İnce, İsmail Küçükkaya’ya seçim gecesi attığı “Adam kazandı” mesajıyla ilgili soruya böyle yanıt verdi;

 

Moral bozukluğuyla o mesajı attım. İşler iyi gitmiyordu. İkinci tura kalma ihtimalini görüyordum. İYİ Parti ve Saadet Partisi beklenenin altında oy alınca ikinci tura kalmadı seçim. İsmail Küçükkaya’ya o mesajı attım. Attığım mesajı olduğu gibi yayınladı. Ben ona kızdım, o bana kızdı. Önümüzdeki günlerde onun programına gideceğim. İnsanların İsmail Küçükkaya’dan değil benden duymalıydılar. Onu da yorgunluğuma versinler. İnsan üstü bir tempoyla çalıştım. Böyle küçük hatalar olabiliyor.
Muharrem İnce, “CHP’nin size sahip çıkmadığını mı düşünüyorsunuz?” sorusuna şu yanıtı verdi.

“Kabak tadı verdi. Bu gereksiz bir konu. Bu bilinçli yapılıyor. Sözlerimin arkasındayım. 10 farklı senaryo yazıldı, bunlardan biri doğru olsa 9’unu kim uydurdu. 41 yıl sonra yüzde 30 barajını ştık. Yüzde 40 da yaparız, yüzde 50 de yaparız. 51 günde 41 yılda yapılamayanı yaptık. Bir merkezden bunlar yapılıyor ama bunlar önemli değil. Mesele yeniden örgütlenmektir. Zafer hazırlanmaktır. Gerektiğinde geri çekileceksiniz. Yeniden hazırlanıp mücadele edeceğiz.”

“Kemal Kılıçdaroğlu’nun sizi harcadığını düşünüyor musunuz?” sorusuna, “Sayın Erdoğan bana, “Bay Kemal seni harcadı” dedi. Ben de, “Beni harcamadı seni harcadı” dedim. Ben beni harcadığını düşünmüyorum. Sayın Kılıçdaroğlu da kazanmak ister, ben de kazanmak isterim. Sayın genel başkan benim daha çok oy alacağımı düşünüyordu. Pek çok aday adayı vardı. Parti tabanı da, vatandaş da benim daha çok oy alacağıma inandığı için beni aday gösterdi. Erdoğan’ın söylemi üzerinden siyaset geliştirecek halimiz yok. Artık milletvekili bir anlamı yok. Gen soru yok, güvenoyu yok. Bu sistemde milletvekilliği, yüksek maaşlı bürokrat olmaktır. Dokunulmazlığı olan, yüksek maaşlı bürokrattır. Milletvekilliği kavramı Türkiye’de bitmiştir. Milletvekilliği atıl bir kurumdur artık” yanıtını verdi.

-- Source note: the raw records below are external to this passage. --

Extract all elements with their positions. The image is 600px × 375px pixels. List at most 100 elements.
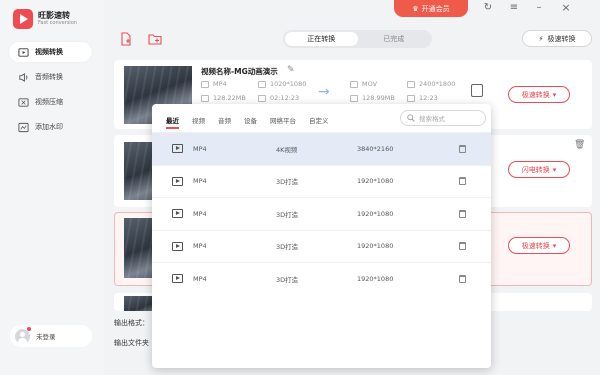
edit-icon[interactable]: ✎: [287, 65, 295, 75]
format-resolution: 1920*1080: [357, 209, 394, 218]
sidebar-item-label: 视频转换: [35, 48, 63, 56]
add-folder-icon[interactable]: [148, 32, 162, 46]
format-resolution: 1920*1080: [357, 242, 394, 251]
source-format-value: MP4: [213, 80, 227, 88]
tab-video[interactable]: 视频: [192, 115, 205, 129]
format-row[interactable]: MP4 3D打造 1920*1080: [152, 197, 491, 230]
app-title: 旺影速转: [38, 11, 70, 20]
source-format: MP4: [201, 80, 227, 88]
refresh-icon[interactable]: ↻: [482, 2, 494, 14]
format-list: MP4 4K视频 3840*2160 MP4 3D打造 1920*1080 MP…: [152, 132, 491, 295]
output-settings-icon[interactable]: [471, 84, 483, 97]
target-size-value: 128.99MB: [362, 94, 395, 102]
format-quality: 3D打造: [276, 243, 299, 252]
delete-icon[interactable]: [459, 209, 466, 218]
source-duration: 02:12:23: [258, 94, 299, 102]
add-file-icon[interactable]: [119, 32, 133, 46]
format-resolution: 1920*1080: [357, 274, 394, 283]
search-placeholder: 搜索格式: [419, 115, 445, 123]
source-resolution: 1020*1080: [258, 80, 306, 88]
format-icon: [350, 80, 358, 88]
sidebar-item-video-convert[interactable]: 视频转换: [9, 42, 92, 62]
sidebar-item-label: 视频压缩: [35, 98, 63, 106]
delete-icon[interactable]: [459, 242, 466, 251]
menu-icon[interactable]: ≡: [508, 2, 520, 14]
arrow-right-icon: →: [318, 84, 330, 100]
app-logo: 旺影速转 Fast conversion: [13, 9, 77, 29]
tab-recent[interactable]: 最近: [166, 115, 179, 129]
video-format-icon: [172, 176, 183, 186]
vip-button[interactable]: ♛ 开通会员: [394, 0, 468, 17]
turbo-convert-toggle[interactable]: ⚡ 极速转换: [522, 30, 592, 47]
watermark-icon: [18, 122, 29, 132]
video-format-icon: [172, 209, 183, 219]
sidebar-nav: 视频转换 音频转换 视频压缩 添加水印: [9, 42, 92, 142]
format-row-selected[interactable]: MP4 4K视频 3840*2160: [152, 132, 491, 165]
close-icon[interactable]: ×: [560, 2, 572, 14]
trash-icon[interactable]: 🗑: [574, 140, 585, 150]
format-resolution: 1920*1080: [357, 177, 394, 186]
format-name: MP4: [193, 274, 207, 283]
format-row[interactable]: MP4 3D打造 1920*1080: [152, 164, 491, 198]
source-size-value: 128.22MB: [213, 94, 246, 102]
target-format: MOV: [350, 80, 377, 88]
format-quality: 4K视频: [276, 145, 298, 154]
sidebar-item-label: 音频转换: [35, 73, 63, 81]
source-resolution-value: 1020*1080: [270, 80, 307, 88]
format-quality: 3D打造: [276, 210, 299, 219]
user-status-label: 未登录: [36, 333, 56, 341]
sidebar-item-label: 添加水印: [35, 123, 63, 131]
convert-button[interactable]: 闪电转换 ▾: [508, 161, 570, 178]
output-folder-label: 输出文件夹: [114, 339, 149, 347]
chevron-down-icon: ▾: [552, 90, 557, 99]
size-icon: [350, 94, 358, 102]
video-convert-icon: [18, 47, 29, 57]
format-quality: 3D打造: [276, 178, 299, 187]
vip-label: 开通会员: [421, 4, 450, 13]
convert-label: 极速转换: [521, 90, 550, 99]
format-quality: 3D打造: [276, 275, 299, 284]
size-icon: [201, 94, 209, 102]
target-size: 128.99MB: [350, 94, 395, 102]
lightning-icon: ⚡: [538, 34, 544, 43]
sidebar-item-video-compress[interactable]: 视频压缩: [9, 92, 92, 112]
format-row[interactable]: MP4 3D打造 1920*1080: [152, 262, 491, 295]
crown-icon: ♛: [412, 4, 419, 13]
sidebar-item-audio-convert[interactable]: 音频转换: [9, 67, 92, 87]
audio-convert-icon: [19, 72, 28, 82]
format-resolution: 3840*2160: [357, 144, 394, 153]
delete-icon[interactable]: [459, 144, 466, 153]
logo-icon: [13, 9, 33, 29]
format-category-tabs: 最近 视频 音频 设备 网络平台 自定义: [166, 115, 329, 129]
minimize-icon[interactable]: –: [533, 2, 545, 14]
tab-device[interactable]: 设备: [244, 115, 257, 129]
format-icon: [201, 80, 209, 88]
user-login-button[interactable]: 未登录: [10, 325, 92, 347]
tab-completed[interactable]: 已完成: [358, 32, 431, 46]
video-format-icon: [172, 144, 183, 154]
delete-icon[interactable]: [459, 274, 466, 283]
clock-icon: [407, 94, 415, 102]
target-duration-value: 12:23: [419, 94, 438, 102]
output-format-label: 输出格式：: [114, 319, 149, 327]
tab-converting[interactable]: 正在转换: [285, 32, 358, 46]
convert-label: 极速转换: [521, 241, 550, 250]
video-format-icon: [172, 274, 183, 284]
tab-audio[interactable]: 音频: [218, 115, 231, 129]
convert-button[interactable]: 极速转换 ▾: [508, 86, 570, 103]
format-picker-popup: 最近 视频 音频 设备 网络平台 自定义 搜索格式 MP4 4K视频 3840*…: [152, 104, 491, 368]
sidebar-item-watermark[interactable]: 添加水印: [9, 117, 92, 137]
video-format-icon: [172, 241, 183, 251]
target-duration: 12:23: [407, 94, 438, 102]
format-name: MP4: [193, 177, 207, 186]
format-search-input[interactable]: 搜索格式: [400, 110, 486, 126]
format-row[interactable]: MP4 3D打造 1920*1080: [152, 229, 491, 263]
source-duration-value: 02:12:23: [270, 94, 300, 102]
source-size: 128.22MB: [201, 94, 246, 102]
file-name: 视频名称-MG动画演示: [201, 67, 278, 76]
tab-custom[interactable]: 自定义: [309, 115, 329, 129]
notification-dot: [27, 327, 31, 331]
tab-web-platform[interactable]: 网络平台: [270, 115, 296, 129]
delete-icon[interactable]: [459, 177, 466, 186]
convert-button[interactable]: 极速转换 ▾: [508, 237, 570, 254]
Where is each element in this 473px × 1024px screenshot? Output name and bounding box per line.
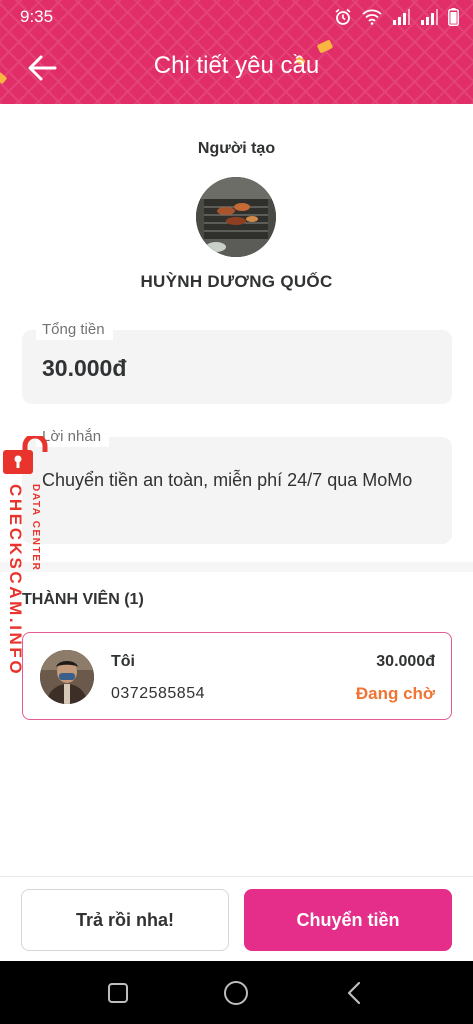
amount-field: Tổng tiền 30.000đ — [22, 320, 452, 404]
signal-icon — [393, 9, 410, 25]
message-field: Lời nhắn Chuyển tiền an toàn, miễn phí 2… — [22, 427, 452, 544]
member-name: Tôi — [111, 653, 135, 670]
member-status-badge: Đang chờ — [355, 684, 435, 703]
lock-icon — [3, 436, 48, 474]
wifi-icon — [362, 9, 382, 25]
recents-button[interactable] — [102, 977, 134, 1009]
creator-label: Người tạo — [197, 140, 276, 157]
transfer-button[interactable]: Chuyển tiền — [244, 889, 452, 951]
watermark-subtext: DATA CENTER — [30, 484, 41, 572]
creator-name: HUỲNH DƯƠNG QUỐC — [140, 272, 333, 291]
system-nav-bar — [0, 961, 473, 1024]
checkscam-watermark: CHECKSCAM.INFO DATA CENTER — [3, 436, 48, 676]
back-nav-button[interactable] — [338, 977, 370, 1009]
battery-icon — [448, 8, 459, 26]
home-button[interactable] — [220, 977, 252, 1009]
watermark-text: CHECKSCAM.INFO — [6, 484, 25, 677]
amount-label: Tổng tiền — [36, 320, 113, 340]
amount-value: 30.000đ — [42, 355, 127, 381]
section-divider — [0, 562, 473, 572]
status-icons — [334, 8, 459, 26]
creator-avatar — [196, 177, 276, 257]
recents-square-icon — [108, 983, 128, 1003]
alarm-icon — [335, 8, 351, 25]
member-avatar — [40, 650, 94, 704]
app-header: 9:35 Chi tiết yêu cầu — [0, 0, 473, 104]
screen: 9:35 Chi tiết yêu cầu Người tạo HUỲNH DƯ… — [0, 0, 473, 1024]
message-value: Chuyển tiền an toàn, miễn phí 24/7 qua M… — [42, 470, 413, 490]
page-title: Chi tiết yêu cầu — [153, 52, 320, 79]
member-phone: 0372585854 — [111, 685, 205, 702]
status-time: 9:35 — [20, 7, 54, 26]
signal-icon — [421, 9, 438, 25]
back-triangle-icon — [347, 981, 361, 1005]
already-paid-button[interactable]: Trả rồi nha! — [21, 889, 229, 951]
status-bar: 9:35 — [0, 0, 473, 34]
home-circle-icon — [224, 981, 248, 1005]
action-bar: Trả rồi nha! Chuyển tiền — [0, 876, 473, 961]
member-card[interactable]: Tôi 0372585854 30.000đ Đang chờ — [22, 632, 452, 720]
member-amount: 30.000đ — [376, 653, 435, 670]
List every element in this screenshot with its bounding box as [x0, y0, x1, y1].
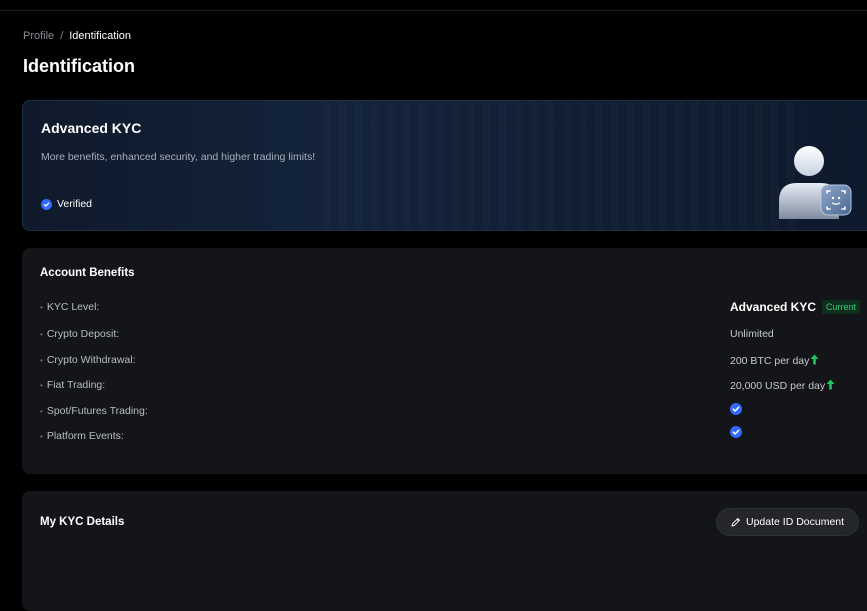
breadcrumb: Profile / Identification [23, 30, 131, 42]
benefit-label: • Crypto Deposit: [40, 328, 120, 340]
kyc-level-value: Advanced KYC Current [730, 300, 861, 314]
crypto-deposit-value: Unlimited [730, 328, 774, 340]
benefit-row-platform-events: • Platform Events: [40, 426, 867, 446]
benefit-row-fiat-trading: • Fiat Trading: 20,000 USD per day [40, 379, 867, 395]
edit-icon [731, 518, 740, 527]
check-circle-icon [41, 198, 52, 210]
benefit-row-spot-futures: • Spot/Futures Trading: [40, 403, 867, 421]
advanced-kyc-card: Advanced KYC More benefits, enhanced sec… [22, 100, 867, 231]
update-id-document-button[interactable]: Update ID Document [716, 508, 860, 536]
benefit-label: • Platform Events: [40, 430, 124, 442]
benefit-label: • KYC Level: [40, 301, 100, 313]
arrow-up-icon [810, 354, 819, 368]
breadcrumb-profile-link[interactable]: Profile [23, 30, 54, 42]
hero-background-pattern [323, 101, 803, 230]
update-button-label: Update ID Document [746, 516, 845, 528]
account-benefits-title: Account Benefits [40, 267, 135, 279]
check-circle-icon [730, 426, 742, 438]
verified-label: Verified [57, 198, 93, 210]
account-benefits-card: Account Benefits • KYC Level: Advanced KY… [22, 248, 867, 474]
benefit-label: • Crypto Withdrawal: [40, 354, 136, 366]
benefit-row-crypto-withdrawal: • Crypto Withdrawal: 200 BTC per day [40, 354, 867, 370]
kyc-details-card: My KYC Details Update ID Document [22, 491, 867, 611]
fiat-trading-value: 20,000 USD per day [730, 379, 835, 393]
crypto-withdrawal-value: 200 BTC per day [730, 354, 819, 368]
benefit-label: • Spot/Futures Trading: [40, 405, 148, 417]
kyc-card-title: Advanced KYC [41, 120, 142, 136]
verified-status: Verified [41, 198, 92, 210]
breadcrumb-separator: / [60, 30, 64, 42]
page-title: Identification [23, 56, 135, 76]
check-circle-icon [730, 403, 742, 415]
kyc-details-title: My KYC Details [40, 516, 125, 528]
user-face-scan-icon [775, 143, 855, 223]
breadcrumb-current: Identification [69, 30, 132, 42]
arrow-up-icon [826, 379, 835, 393]
top-bar [0, 0, 867, 11]
benefit-label: • Fiat Trading: [40, 379, 106, 391]
benefit-row-crypto-deposit: • Crypto Deposit: Unlimited [40, 328, 867, 344]
current-badge: Current [822, 300, 861, 314]
benefit-row-kyc-level: • KYC Level: Advanced KYC Current [40, 300, 867, 317]
kyc-card-subtitle: More benefits, enhanced security, and hi… [41, 151, 316, 163]
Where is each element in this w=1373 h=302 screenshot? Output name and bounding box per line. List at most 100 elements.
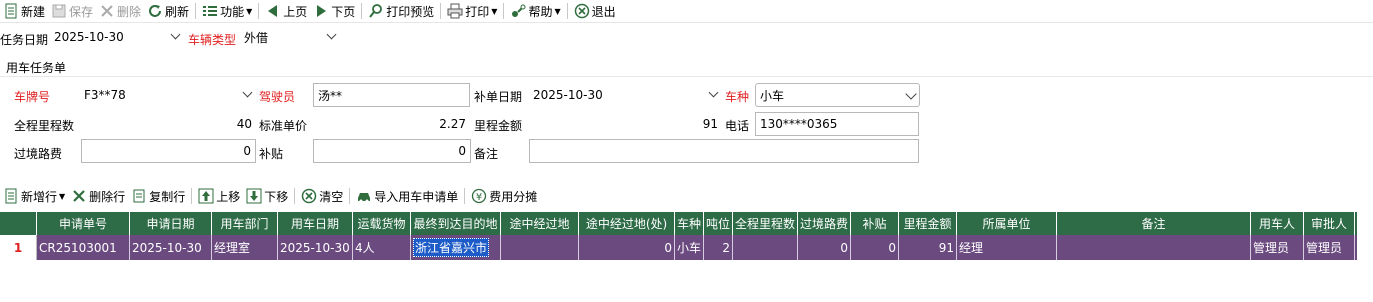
printer-icon [447, 3, 463, 19]
table-cell[interactable]: 2 [704, 235, 733, 260]
total-mileage-label: 全程里程数 [14, 119, 75, 133]
prev-page-button[interactable]: 上页 [262, 0, 310, 22]
chevron-down-icon [242, 87, 253, 98]
caret-down-icon: ▼ [59, 191, 66, 201]
column-header[interactable]: 审批人 [1304, 212, 1355, 235]
print-preview-button[interactable]: 打印预览 [365, 0, 437, 22]
table-cell[interactable]: 经理 [957, 235, 1057, 260]
next-page-button[interactable]: 下页 [310, 0, 358, 22]
table-cell[interactable]: 4人 [353, 235, 411, 260]
table-cell[interactable] [501, 235, 579, 260]
refresh-icon [147, 3, 163, 19]
refresh-button[interactable]: 刷新 [144, 0, 192, 22]
column-header[interactable]: 过境路费 [798, 212, 851, 235]
delete-button[interactable]: 删除 [96, 0, 144, 22]
exit-button[interactable]: 退出 [571, 0, 619, 22]
arrow-down-icon [246, 188, 262, 204]
table-row[interactable]: 1 CR25103001 2025-10-30 经理室 2025-10-30 4… [0, 235, 1357, 260]
prev-label: 上页 [283, 4, 308, 19]
function-menu-button[interactable]: 功能 ▼ [199, 0, 255, 22]
table-cell[interactable]: 2025-10-30 [130, 235, 212, 260]
plate-select[interactable]: F3**78 [80, 83, 256, 107]
cost-split-button[interactable]: ¥ 费用分摊 [468, 185, 540, 207]
remark-input[interactable] [529, 139, 919, 163]
column-header[interactable]: 最终到达目的地 [411, 212, 501, 235]
column-header[interactable]: 全程里程数 [733, 212, 798, 235]
yen-icon: ¥ [471, 188, 487, 204]
table-cell[interactable]: 0 [798, 235, 851, 260]
table-cell-destination[interactable]: 浙江省嘉兴市 [411, 235, 501, 260]
table-cell[interactable] [1057, 235, 1251, 260]
car-kind-label: 车种 [725, 90, 750, 104]
column-header[interactable]: 补贴 [851, 212, 899, 235]
column-header[interactable]: 车种 [675, 212, 704, 235]
toll-input[interactable]: 0 [81, 139, 256, 163]
toll-label: 过境路费 [14, 147, 63, 161]
grid-header: 申请单号 申请日期 用车部门 用车日期 运载货物 最终到达目的地 途中经过地 途… [0, 212, 1357, 235]
table-cell[interactable]: CR25103001 [37, 235, 130, 260]
column-header[interactable]: 途中经过地 [501, 212, 579, 235]
table-cell[interactable]: 经理室 [212, 235, 278, 260]
svg-text:¥: ¥ [476, 192, 482, 203]
table-cell[interactable]: 管理员 [1304, 235, 1355, 260]
clear-button[interactable]: 清空 [298, 185, 346, 207]
table-cell[interactable]: 0 [579, 235, 675, 260]
import-request-button[interactable]: 导入用车申请单 [353, 185, 461, 207]
supp-date-select[interactable]: 2025-10-30 [529, 83, 722, 107]
row-number: 1 [0, 235, 37, 260]
column-header[interactable]: 申请单号 [37, 212, 130, 235]
total-mileage-input[interactable]: 40 [80, 112, 256, 136]
grid-toolbar: 新增行 ▼ 删除行 复制行 上移 下移 清空 导入用车申请单 ¥ 费用分摊 [0, 184, 1373, 208]
driver-input[interactable]: 汤** [313, 83, 470, 107]
std-price-label: 标准单价 [259, 119, 308, 133]
chevron-down-icon [326, 29, 337, 40]
subsidy-input[interactable]: 0 [313, 139, 471, 163]
column-header[interactable]: 申请日期 [130, 212, 212, 235]
column-header[interactable]: 运载货物 [353, 212, 411, 235]
column-header[interactable]: 用车人 [1251, 212, 1304, 235]
column-header[interactable]: 里程金额 [899, 212, 957, 235]
save-button[interactable]: 保存 [48, 0, 96, 22]
vehicle-type-select[interactable]: 外借 [240, 25, 340, 49]
next-label: 下页 [331, 4, 356, 19]
group-title: 用车任务单 [6, 61, 67, 75]
table-cell[interactable]: 小车 [675, 235, 704, 260]
car-kind-select[interactable]: 小车 [755, 83, 920, 107]
new-icon [3, 3, 19, 19]
vehicle-type-value: 外借 [244, 30, 269, 45]
new-button[interactable]: 新建 [0, 0, 48, 22]
table-cell[interactable]: 管理员 [1251, 235, 1304, 260]
table-cell[interactable]: 0 [851, 235, 899, 260]
mileage-amount-input[interactable]: 91 [529, 112, 722, 136]
column-header[interactable]: 用车日期 [278, 212, 353, 235]
add-row-button[interactable]: 新增行 ▼ [0, 185, 68, 207]
copy-row-button[interactable]: 复制行 [128, 185, 188, 207]
help-button[interactable]: 帮助 ▼ [507, 0, 563, 22]
column-header[interactable]: 用车部门 [212, 212, 278, 235]
phone-input[interactable]: 130****0365 [755, 112, 919, 136]
delete-row-button[interactable]: 删除行 [68, 185, 128, 207]
arrow-left-icon [265, 3, 281, 19]
plate-value: F3**78 [84, 88, 126, 102]
vehicle-type-label: 车辆类型 [188, 33, 237, 47]
column-header[interactable]: 所属单位 [957, 212, 1057, 235]
move-down-button[interactable]: 下移 [243, 185, 291, 207]
task-date-select[interactable]: 2025-10-30 [50, 25, 184, 49]
move-up-button[interactable]: 上移 [195, 185, 243, 207]
column-header[interactable]: 途中经过地(处) [579, 212, 675, 235]
table-cell[interactable]: 2025-10-30 [278, 235, 353, 260]
mileage-amount-label: 里程金额 [474, 119, 523, 133]
delete-icon [71, 188, 87, 204]
phone-label: 电话 [725, 119, 750, 133]
table-cell[interactable] [733, 235, 798, 260]
toolbar-divider [440, 3, 442, 19]
list-icon [202, 3, 218, 19]
car-icon [356, 188, 372, 204]
column-header[interactable]: 备注 [1057, 212, 1251, 235]
selected-cell-text[interactable]: 浙江省嘉兴市 [413, 238, 490, 257]
print-button[interactable]: 打印 ▼ [444, 0, 500, 22]
table-cell[interactable]: 91 [899, 235, 957, 260]
help-icon [510, 3, 526, 19]
column-header[interactable]: 吨位 [704, 212, 733, 235]
std-price-input[interactable]: 2.27 [313, 112, 470, 136]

“Türkiye’de ana muhalefet “evlere şenlik” eleştirisine katılıyor musunuz?” sorusuna, “Hayır katılmıyorum. Türkiye’de muhalefetin ya da ana muhalefetin başarısız olduğunu düşünüyorum. Tüm muhalefetlerin başarısız olduğunu düşünüyorum. Ama evlere şenlik bir iktidar olduğunu düşünüyorum. Demokrasiyi askıya almış, ülkeyi batırmış, 16 yıl sonunda geldiğimiz nokta ortada. Ama bunun karşılığında başarısız bir muhalefet, topyekün. Esnaf siftah yapamadan dükkan kapatıyor, doların durumu, halini görüyorsunuz. Kısa süreli düşüşler önemli değil, bunlar çıktığı yeri unutmasın. Böyle bir durumda muhalefet partilerinin tozu dumana katması lazım. Meydan meydan gezmesi lazım. Böyle olmaz. Evlere şenlik bir iktidar var ama topyekün başarısız bir muhalefet var. Yüzde 50 enflasyon var bu ülkede. Bakmayın siz söylenene. İnsanlar kan ağlıyor. Emekli geçinemiyor, gençler işsiz, çiftçi mazot, gübre alamıyor. Bu kadar kötü bir ortamda, muhalefetin tozu dumana katması lazım. Esnaf lokantası gibi bir Türkiye var, kasada damat oturuyor” dedi.

“Genel başkan oldunuz diyelim, siz parti içi muhalefete ne kadar izin vereceksiniz?” sorusuna, “Biz Cumhuriyet Halk Partisi’yiz. Türkiye’de diğer partilerden farklıyız. Biz kendi içimizde tartışırız. Beni, öğrencilerin önünden alıp milletin önüne çıkaran Sayın Baykal’dır. Ama gün gelmiştir, Sayın Baykal’a muhalefet etmişimdir. Sayın Kılıçdaroğlu’na karşı aday oldum, kurultayı kaybettim. Ama sonra tekrar beni milletvekili listesine koyan Sayın Kılıçdaroğlu’dur. Biz böyle bir partiyiz. Bizde tartışma, yarışma olacak. Yarın ben genel başkan olduğumda, bana muhalefet edecek birisi. Sonra listeler açıklanırken onun önünü kesmeyeceğiz. Partide tartışma olmazsa gelişme olmaz. Bu yanlış bir şey değil. Sayın Baykal’a karşı çıkarken o ekibin içinde Sayın Kılıçdaroğlu da vardı. Beraberdik. O gün yanlış gördüğümüze yanlış dedik. Ama hiçbir zaman Sayın Baykal bunu benim başıma kakmadı, “bak sen böyle yapmıştın” demedi. Siyasetin içinde bunlar var. Bana da yarın olabilir” dedi.

“Koltuk sevdası, memleket sevdasının önüne mi geçiyor?” sorusuna, İnce, “Neden CHP’de tartışma var” sorusu yerine, neden AKP’de tartışma yok” diye sorabilmemiz lazım. CHP’de bir konuşma kültürü var. Ben bu programda bile çıkıyorum diyorum ki, ‘hayır burası doğru değil, CHP yönetimi şöyle yapmalıydı.’ Peki, CHP’de insanları niye konuşuyor diye sorguluyorsunuz. AKP içinde niye insanlar konuşamıyor.” diye yanıt verdi.